Entrando più nello specifico per un evento di resistenza quale il ciclismo è consigliabile consumare 5-10 g/kg/d per sessioni di allenamento o per gare dalla durata inferiore ai 90 minuti, mentre per una sessione superiore ai 90 minuti è consigliabile eseguire un carico di carboidrati di circa 8 – 12 g/kg/d nelle 36 – 48 ore precedenti la sessione. Discordanti i pareri degli studi sull’assunzione di carboidrati 60 minuti prima dell’esercizio. Alcuni studi infatti hanno messo in evidenza come l’ingestione di glucosio nell’ora prima dell’esercizio può provocare iperglicemia e iperinsulinemia, che è spesso seguita da una rapida diminuzione della glicemia 15-30 minuti dopo l’inizio dell’esercizio. La diminuzione del glucosio nel sangue è molto probabilmente il risultato di un aumento dell’assorbimento di glucosio muscolare e di una ridotta produzione di glucosio nel fegato.
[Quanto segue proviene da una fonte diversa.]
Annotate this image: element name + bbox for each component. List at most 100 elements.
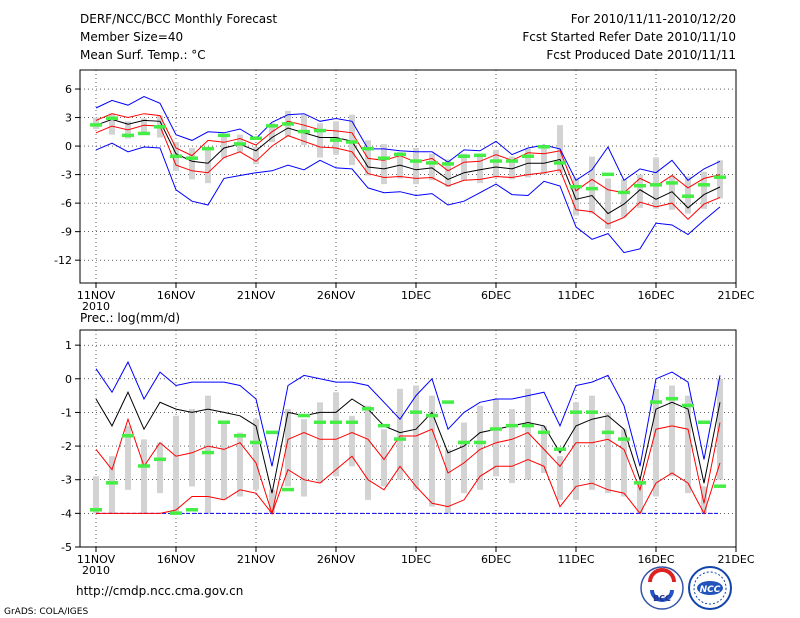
range-bar xyxy=(269,489,275,514)
plot-frame xyxy=(79,329,737,548)
range-bar xyxy=(221,135,227,159)
range-bar xyxy=(429,395,435,507)
x-tick-label: 11DEC xyxy=(557,553,594,566)
range-bar xyxy=(541,145,547,175)
range-bar xyxy=(253,147,259,165)
range-bar xyxy=(173,415,179,514)
obs-marker xyxy=(698,420,710,425)
obs-marker xyxy=(90,507,102,512)
x-tick-label: 16NOV xyxy=(157,289,196,302)
footer-url[interactable]: http://cmdp.ncc.cma.gov.cn xyxy=(76,584,243,598)
x-tick-label: 16NOV xyxy=(157,553,196,566)
obs-marker xyxy=(170,154,182,159)
range-bar xyxy=(701,486,707,514)
obs-marker xyxy=(554,447,566,451)
obs-marker xyxy=(586,410,598,414)
obs-marker xyxy=(618,437,630,441)
x-tick-label: 11NOV xyxy=(77,553,116,566)
obs-marker xyxy=(426,413,438,418)
obs-marker xyxy=(282,122,294,126)
obs-marker xyxy=(218,420,230,425)
obs-marker xyxy=(202,450,214,455)
obs-marker xyxy=(506,423,518,428)
obs-marker xyxy=(266,124,278,128)
obs-marker xyxy=(506,159,518,163)
obs-marker xyxy=(666,181,678,185)
obs-marker xyxy=(202,146,214,151)
range-bar xyxy=(445,449,451,514)
x-tick-label: 11DEC xyxy=(557,289,594,302)
obs-marker xyxy=(314,420,326,425)
obs-marker xyxy=(266,430,278,435)
grads-credit: GrADS: COLA/IGES xyxy=(4,607,88,617)
range-bar xyxy=(301,419,307,497)
range-bar xyxy=(717,378,723,480)
obs-marker xyxy=(250,136,262,140)
range-bar xyxy=(285,409,291,487)
obs-marker xyxy=(346,420,358,425)
obs-marker xyxy=(330,138,342,142)
ncc-logo-text: NCC xyxy=(700,585,721,595)
range-bar xyxy=(413,385,419,490)
range-bar xyxy=(669,175,675,210)
header-start-date: Fcst Started Refer Date 2010/11/10 xyxy=(522,30,736,44)
ncc-logo: NCC xyxy=(688,566,732,610)
x-tick-label: 21NOV xyxy=(237,553,276,566)
obs-marker xyxy=(138,464,150,468)
y-tick-label: -3 xyxy=(61,474,72,487)
range-bar xyxy=(109,113,115,135)
obs-marker xyxy=(250,440,262,445)
range-bar xyxy=(557,456,563,500)
range-bar xyxy=(381,144,387,185)
range-bar xyxy=(701,171,707,209)
range-bar xyxy=(397,388,403,480)
range-bar xyxy=(509,409,515,484)
obs-marker xyxy=(650,183,662,187)
obs-marker xyxy=(234,433,246,438)
obs-marker xyxy=(490,159,502,163)
obs-marker xyxy=(378,156,390,160)
range-bar xyxy=(205,395,211,514)
y-tick-label: 3 xyxy=(65,112,72,125)
range-bar xyxy=(221,422,227,500)
obs-marker xyxy=(314,128,326,133)
obs-marker xyxy=(698,183,710,187)
range-bar xyxy=(621,429,627,497)
x-tick-label: 6DEC xyxy=(481,289,511,302)
obs-marker xyxy=(538,430,550,435)
precipitation-panel: 1 0 -1 -2 -3 -4 -5 11NOV 16NOV 21NOV 26NOV 1DEC 6DEC… xyxy=(61,329,755,577)
obs-marker xyxy=(490,427,502,431)
range-bar xyxy=(461,422,467,494)
bcc-logo: BCC xyxy=(640,566,684,610)
obs-marker xyxy=(522,154,534,159)
header-produced-date: Fcst Produced Date 2010/11/11 xyxy=(546,48,736,62)
range-bar xyxy=(653,388,659,497)
bcc-logo-text: BCC xyxy=(653,594,671,603)
range-bar xyxy=(637,483,643,514)
range-bar xyxy=(237,432,243,497)
range-bar xyxy=(429,153,435,181)
obs-marker xyxy=(458,440,470,445)
range-bar xyxy=(717,160,723,199)
obs-marker xyxy=(346,140,358,144)
range-bar xyxy=(189,409,195,487)
obs-marker xyxy=(186,156,198,160)
obs-marker xyxy=(586,186,598,191)
obs-marker xyxy=(106,116,118,120)
range-bar xyxy=(253,419,259,490)
obs-marker xyxy=(554,161,566,165)
x-tick-label: 26NOV xyxy=(317,553,356,566)
obs-marker xyxy=(634,481,646,485)
obs-marker xyxy=(570,410,582,414)
obs-marker xyxy=(474,153,486,158)
range-bar xyxy=(589,156,595,214)
range-bar xyxy=(461,153,467,181)
range-bar xyxy=(685,395,691,494)
range-bar xyxy=(365,405,371,500)
obs-marker xyxy=(106,481,118,485)
range-bar xyxy=(605,178,611,229)
obs-marker xyxy=(298,129,310,134)
obs-marker xyxy=(522,423,534,428)
obs-marker xyxy=(538,145,550,149)
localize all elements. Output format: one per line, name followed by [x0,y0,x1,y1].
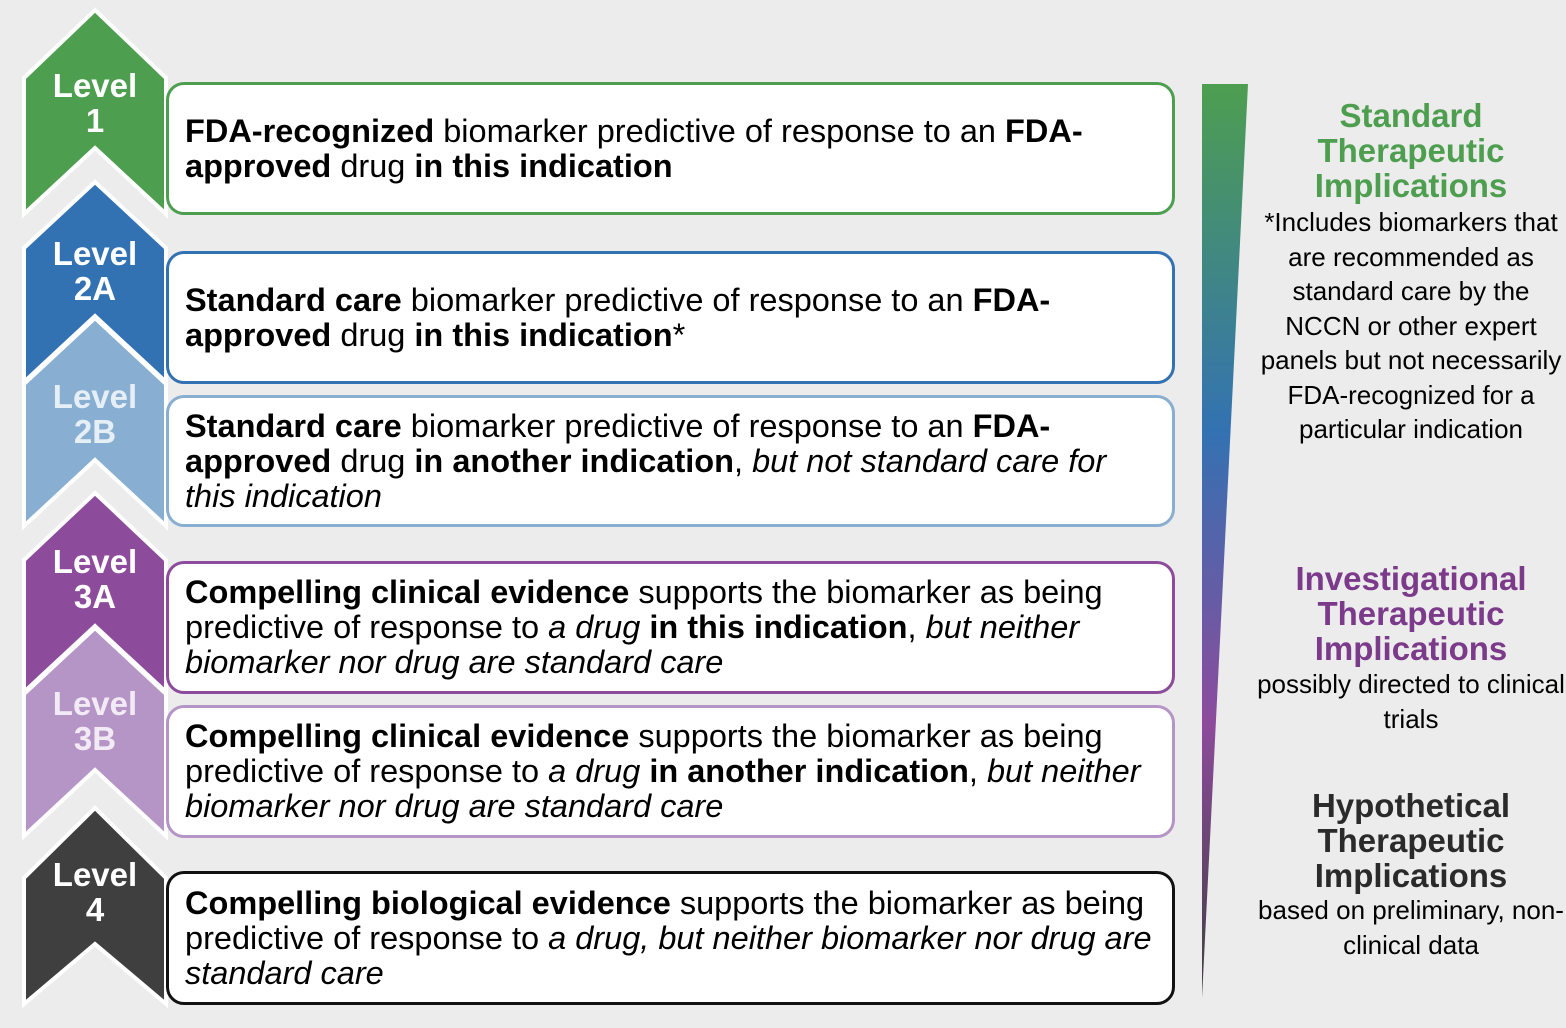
hypothetical-implications-heading: Hypothetical Therapeutic Implications [1311,787,1511,894]
level-3b-text-run-1: supports the biomarker as being predicti… [185,718,1103,789]
level-2a-text-run-3: drug [331,316,415,353]
level-3b-text-run-5: , [968,753,987,789]
level-4-text-run-0: Compelling biological evidence [185,884,671,921]
level-1-label: Level 1 [52,67,138,139]
level-3a-text-run-3 [640,609,649,645]
level-2a-text-run-1: biomarker predictive of response to an [401,281,973,318]
level-2b-text-run-4: in another indication [414,442,734,479]
level-1-text-run-2: FDA-approved [185,112,1083,184]
level-3b-text-run-3 [640,753,649,789]
level-2b-text-run-1: biomarker predictive of response to an [401,407,973,444]
level-2b-text-run-5: , [734,442,753,479]
level-3a-text-run-6: but neither biomarker nor drug are stand… [185,609,1080,680]
level-3b-text-run-2: a drug [548,753,641,789]
level-1-text-run-4: in this indication [414,147,673,184]
level-4-description: Compelling biological evidence supports … [166,871,1175,1005]
level-4-label: Level 4 [52,856,138,928]
level-2a-text-run-0: Standard care [185,281,402,318]
level-3a-label: Level 3A [52,543,138,615]
level-2b-description: Standard care biomarker predictive of re… [166,395,1175,527]
level-2b-text-run-3: drug [331,442,415,479]
level-3b-label: Level 3B [52,685,138,757]
level-3a-text-run-1: supports the biomarker as being predicti… [185,574,1103,645]
level-3a-chevron [22,490,168,697]
level-1-text-run-1: biomarker predictive of response to an [434,112,1006,149]
standard-implications-note: *Includes biomarkers that are recommende… [1260,207,1562,444]
level-2b-text-run-6: but not standard care for this indicatio… [185,442,1107,514]
level-3a-text-run-0: Compelling clinical evidence [185,574,630,610]
level-2b-label: Level 2B [52,378,138,450]
level-3b-text: Compelling clinical evidence supports th… [185,719,1160,824]
level-4-text-run-2: a drug, but neither biomarker nor drug a… [185,919,1152,991]
level-4-text-run-1: supports the biomarker as being predicti… [185,884,1145,956]
level-1-text-run-0: FDA-recognized [185,112,435,149]
level-3b-text-run-6: but neither biomarker nor drug are stand… [185,753,1141,824]
level-3b-text-run-0: Compelling clinical evidence [185,718,630,754]
level-2a-label: Level 2A [52,235,138,307]
standard-implications-heading: Standard Therapeutic Implications [1314,97,1508,204]
level-2a-text-run-4: in this indication [414,316,673,353]
level-2a-chevron [22,179,168,387]
level-2a-text: Standard care biomarker predictive of re… [185,281,1160,353]
level-3b-description: Compelling clinical evidence supports th… [166,705,1175,838]
level-1-description: FDA-recognized biomarker predictive of r… [166,82,1175,215]
level-3a-text-run-5: , [907,609,926,645]
level-2a-text-run-2: FDA-approved [185,281,1051,353]
level-4-chevron [22,805,168,1009]
level-3a-text: Compelling clinical evidence supports th… [185,575,1160,680]
evidence-gradient-wedge [1202,84,1248,998]
level-3a-text-run-4: in this indication [649,609,908,645]
level-3b-text-run-4: in another indication [649,753,969,789]
investigational-implications-heading: Investigational Therapeutic Implications [1295,560,1527,667]
level-2b-text-run-2: FDA-approved [185,407,1051,479]
hypothetical-implications-note: based on preliminary, non-clinical data [1258,895,1564,960]
investigational-implications-note: possibly directed to clinical trials [1257,669,1565,734]
level-1-text-run-3: drug [331,147,415,184]
level-2b-text: Standard care biomarker predictive of re… [185,407,1160,514]
level-2b-text-run-0: Standard care [185,407,402,444]
level-3a-description: Compelling clinical evidence supports th… [166,561,1175,694]
level-1-text: FDA-recognized biomarker predictive of r… [185,112,1160,184]
level-4-text: Compelling biological evidence supports … [185,884,1160,991]
level-2a-description: Standard care biomarker predictive of re… [166,251,1175,384]
level-2a-text-run-5: * [672,316,686,353]
level-1-chevron [22,7,168,219]
level-3a-text-run-2: a drug [548,609,641,645]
Inoltre, l’iperinsulinemia conseguente all’ingestione di carboidrati inibisce la lipolisi e l’ossidazione dei grassi e questo può portare a una più rapida deplezione del glicogeno muscolare. Tuttavia tali risultati non sono risultati omogenei in tutti gli studi (probabilmente perché l’ipoglicemia iniziale non è stata riscontrata in tutti gli atleti e potrebbe dipendere dalla soggettiva sensibilità all’insulina) e pertanto non vi è un consenso univoco sullo sconsigliare l’assunzione di carboidrati un’ora prima della sessione di allenamento.
Per quanto riguarda l’ingestione di carboidrati durante l’esercizio questa è strettamente correlata alla durata dello stesso, con una quantità minima di 30 g/h di carboidrati per attività inferiori alle 2 ore, ed una quantità massima di 90 g/h per attività che superano le 3 ore. In questi casi è necessario prestare attenzione alla miscela di carboidrati che si assume.
Importante è anche la valutazione dei carboidrati da assumere in base all’indice glicemico (capacità di un alimento di innalzare in modo più o meno brusco la glicemia e di conseguenza l’insulina. Ricordiamo che lo zucchero, alimento di riferimento, ha un indice glicemico di 100). Gli studi compiuti in tal senso mostrano come il consumo pre-allenamento di carboidrati a basso indice glicemico rispetto a carboidrati ad alto indice glicemico può migliorare la resistenza e le prestazioni. I risultati indicano che una risposta insulinica costante, rispetto a un picco di insulina, aiuta a fornire una maggiore disponibilità controllata di glucosio per l’energia senza fornire troppo glucosio in una volta. La maggior parte degli studi compiuti su soggetti che hanno consumato carboidrati a basso indice glicemico prima dell’allenamento hanno mostrato risposte insuliniche basse, quantità più elevate di glucosio disponibile e valutazioni inferiori dello sforzo percepito. Per quanto riguarda invece il consumo di carboidrati post-allenamento sembra che quelli ad alto indice glicemico risultino più efficaci nel reintegrare le riserve di glicogeno. È stato dimostrato che il contenuto di glicogeno muscolare è maggiore entro 24 ore dal recupero con una dieta ad alto indice glicemico rispetto a una dieta a basso indice glicemico. Ciò dimostra che un rapido aumento del glicogeno muscolare durante le prime 24 ore di recupero può essere ottenuto consumando carboidrati ad alto indice glicemico. Un esempio pratico lo si può fare confrontando il saccarosio (alto indice glicemico) ed il fruttosio (basso indice glicemico) in termini di conservazione del glicogeno. Gli studi mostrano che il saccarosio aumenta la conservazione del glicogeno post-allenamento più del fruttosio, a causa della risposta all’insulina e del fatto che il fruttosio deve prima reintegrare il glicogeno epatico prima del glicogeno muscolare.